The judges also awarded the following honorable mentions:

_Deadline Reporting: AP team reporting on the death of Benazir Bhutto.

_Feature Writing: national writer Sharon Cohen, for her story looking at life and death at the burn unit at Brooke Army Medical center in San Antonio; and Dakar's Rukmini Callimachi, for her story illustrating the horrid treatment of boys who are forced to beg in the name of Islam.

_Enterprise Writing: national writers Jeff Donn and Martha Mendoza, and Justin Pritchard of the Los Angeles bureau, for their three-part series uncovering the potential threat from medical wastes to our nation's drinking supply; and national writer Todd Lewan's reporting on human chip implants.

_John L. Dougherty: Bolivia correspondent Dan Keane for a variety of work, including an examination of President Evo Morales' campaign to remake the country.

_News Photos: Dhaka's Pavel Rahman for coverage of the Bangladesh cyclone; and Islamabad's B.K. Bangash for coverage of the assassination of Benazir Bhutto.

_Feature Photos: Alvaro Barrientos in Pamplona, Spain, for a photo of revelers enjoying water thrown from a balcony in a fiesta; and Rodrigo Abd, Guatemala City, for images giving an inside look at Venezuela gangs.

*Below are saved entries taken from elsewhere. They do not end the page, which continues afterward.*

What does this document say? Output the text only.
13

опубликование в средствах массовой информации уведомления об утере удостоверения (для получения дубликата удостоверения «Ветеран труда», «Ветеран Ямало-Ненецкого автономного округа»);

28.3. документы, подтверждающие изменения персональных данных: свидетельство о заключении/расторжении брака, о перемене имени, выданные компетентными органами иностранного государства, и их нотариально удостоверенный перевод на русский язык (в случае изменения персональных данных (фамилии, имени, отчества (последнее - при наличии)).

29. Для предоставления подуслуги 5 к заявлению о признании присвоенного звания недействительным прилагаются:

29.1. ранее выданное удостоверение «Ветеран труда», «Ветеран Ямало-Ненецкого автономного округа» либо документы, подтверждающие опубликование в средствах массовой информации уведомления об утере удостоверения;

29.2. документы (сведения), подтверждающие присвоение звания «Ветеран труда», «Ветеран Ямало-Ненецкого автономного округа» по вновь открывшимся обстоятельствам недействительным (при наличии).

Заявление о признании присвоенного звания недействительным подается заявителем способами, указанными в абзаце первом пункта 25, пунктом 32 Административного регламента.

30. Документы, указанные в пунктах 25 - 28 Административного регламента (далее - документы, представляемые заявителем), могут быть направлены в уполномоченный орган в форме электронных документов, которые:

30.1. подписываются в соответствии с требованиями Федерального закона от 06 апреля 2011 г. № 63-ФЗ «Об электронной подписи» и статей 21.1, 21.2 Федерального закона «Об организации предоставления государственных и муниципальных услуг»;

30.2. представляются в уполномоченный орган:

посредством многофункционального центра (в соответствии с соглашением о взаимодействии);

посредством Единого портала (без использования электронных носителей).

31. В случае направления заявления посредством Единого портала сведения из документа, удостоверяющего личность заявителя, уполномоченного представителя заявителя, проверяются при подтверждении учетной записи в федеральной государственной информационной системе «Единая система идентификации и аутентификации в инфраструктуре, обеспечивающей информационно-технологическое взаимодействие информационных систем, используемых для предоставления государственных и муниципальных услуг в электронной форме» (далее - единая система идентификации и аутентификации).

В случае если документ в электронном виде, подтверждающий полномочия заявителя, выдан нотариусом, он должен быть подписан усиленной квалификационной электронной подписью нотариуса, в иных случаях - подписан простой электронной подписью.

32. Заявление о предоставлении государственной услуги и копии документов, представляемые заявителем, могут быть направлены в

_Best Use of Video: photographers Evan Vucci and Rick Bowmer, for a two-part video essay on the life and death of an American soldier killed in combat in Iraq.

_Best Use of Multimedia: Alex Brandon, Cain Burdeau, Nicolas Rapp and Jonathan Warren for a package showing how unmitigated drilling has played a big part in bringing Louisiana's wetlands to the brink of collapse, making New Orleans and other cities more vulnerable to hurricanes.